As for the reference to a fan dipole. You still have to have the different wire to be resonant on the bands you cut it for and 160 is more than 30 feet so there goes the city lot it will be to long.
Ham radio is a hobby where people try new things. Even though some have grown lazy and can no longer work on radios I draw the line on antennas. This is the last part of our hobby that is still in reach of the average ham.
Trapped dipoles do work and very well.
 
160/75/40/20-Meter Dipole in 130'  
by CT1DOV on August 9, 2010 Mail this to a friend!
Hi Ken

Great description on the antenna and no dowbt it work. We are a group of CT hams that like to spend the weekends building and experimenting antennas. The problem is that we dont have the hardware and surplus stores you have. Could you be so kind as to send some pictures or detailed photos ?
Thank you and sorry about the English.
All the best
CT1DOV John ct1dov@gmail.com
 
160/75/40/20-Meter Dipole in 130'  
by KD7DCR on August 11, 2010 Mail this to a friend!
I have never been a big fan of anything "trapped".. My taste ran more to the "Rattler" antenna from an old 73 mag, back in the early 90's..

Start with two chunks of ROMEX house wire...I used 14/2 and it worked great...still works after 4 up and downs' qth moves.. Each chunk is 70ft long as I remember.

Strip back the outer cover for 2 to 3 inches, from both ends..all 4 of them! On two ends, cut off all but the "white" wire 1" back from the end. Connect the "black" wire to the "bare" ground wire...strip the end of the White wire back enough to make the center connection to your WINDOW LINE feedline...YES, you will need a wide range antenna tuner for open feedline! At the "other" end of each chunk... strip back and connect the "white" and "black" wires...bend them back from the end of the bare ground wire..no shorting allowed.

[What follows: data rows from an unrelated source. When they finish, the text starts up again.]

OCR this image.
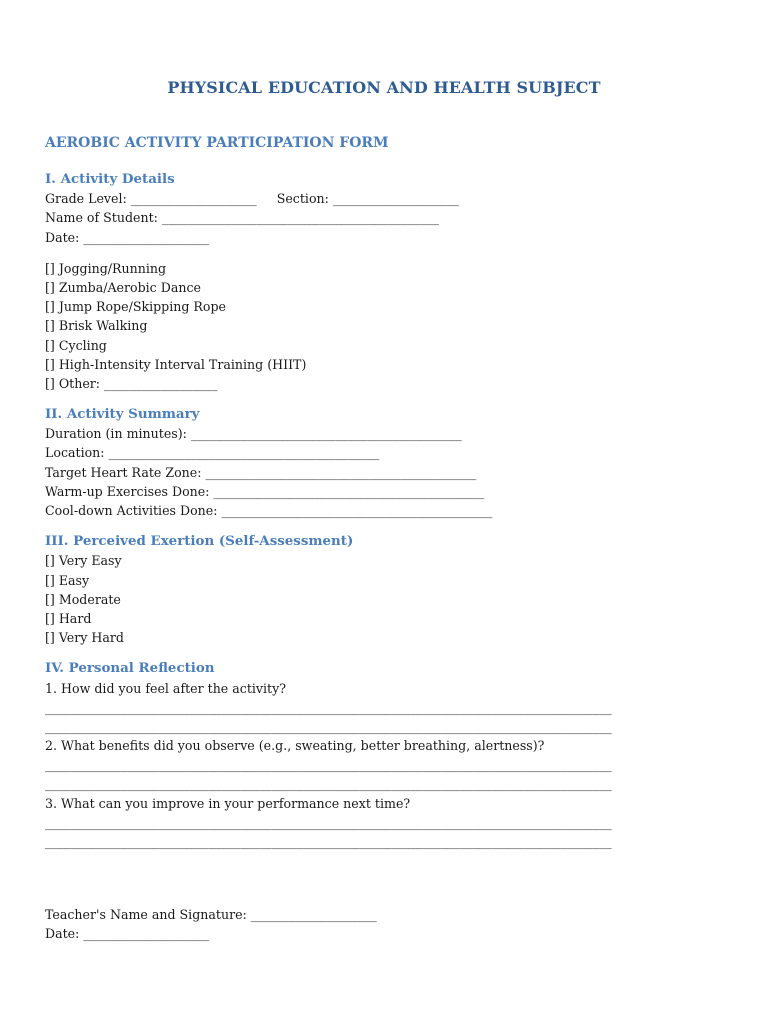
PHYSICAL EDUCATION AND HEALTH SUBJECT
AEROBIC ACTIVITY PARTICIPATION FORM
I. Activity Details
Grade Level: ____________________     Section: ____________________
Name of Student: ____________________________________________
Date: ____________________
[] Jogging/Running
[] Zumba/Aerobic Dance
[] Jump Rope/Skipping Rope
[] Brisk Walking
[] Cycling
[] High-Intensity Interval Training (HIIT)
[] Other: __________________
II. Activity Summary
Duration (in minutes): ___________________________________________
Location: ___________________________________________
Target Heart Rate Zone: ___________________________________________
Warm-up Exercises Done: ___________________________________________
Cool-down Activities Done: ___________________________________________
III. Perceived Exertion (Self-Assessment)
[] Very Easy
[] Easy
[] Moderate
[] Hard
[] Very Hard
IV. Personal Reflection
1. How did you feel after the activity?
__________________________________________________________________________________________
__________________________________________________________________________________________
2. What benefits did you observe (e.g., sweating, better breathing, alertness)?
__________________________________________________________________________________________
__________________________________________________________________________________________
3. What can you improve in your performance next time?
__________________________________________________________________________________________
__________________________________________________________________________________________
Teacher's Name and Signature: ____________________
Date: ____________________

Now, "stress relieve" these ends when mounting them by any means you choose to use...(big grips are overkill). I used some 2" pvc pipe chunks..drilled 3 each 1/2" holes about 1.5" apart..and "threaded" the romax thru them like a snake.. Used a 4th hole at the other end for the rope support... For the center I used a longer chunk of the same 2" pvc...same 3 holes in the outer ends...it was about 2 ft long... brought the Ladder Line up and over the pipe center point..matched up the "ends of the romax with the bared "white" wires to it and connected...a few wraps of Super88 tape to secure everything and it was ready... Keep the Ladder Line over 72ft, but under 220ft, if I remember right...haul it up as high as you can get it...mine has worked from a "slight sloper" of 48ft down to 24ft heigh and well over 85ft on both ends in our trees...

IF you have "length" problems, you can just move your strss relief ends in a little closer, say 15 to 20ft or so...and let those ends hand down like a tail...I tied mine off to keep them from swinging during winds. Use one of those 9:1 baluns to change over to coax coming into the shack...

This thing never failed to tune and load!... I have used it on everything from 10m to 160m without failure. I have never tried to load it on 6m. I did have to change the length of my window line once, then all was well. Keep it "free" from any metal "amythings" and it will worky-worky..
 
RE: 160/75/40/20-Meter Dipole in 130'  
by K1XT on September 7, 2010 Mail this to a friend!
What's the deal with quote marks around various words. Is "black" not black? Is "white" not white? Why WINDOW LINE instead of window line?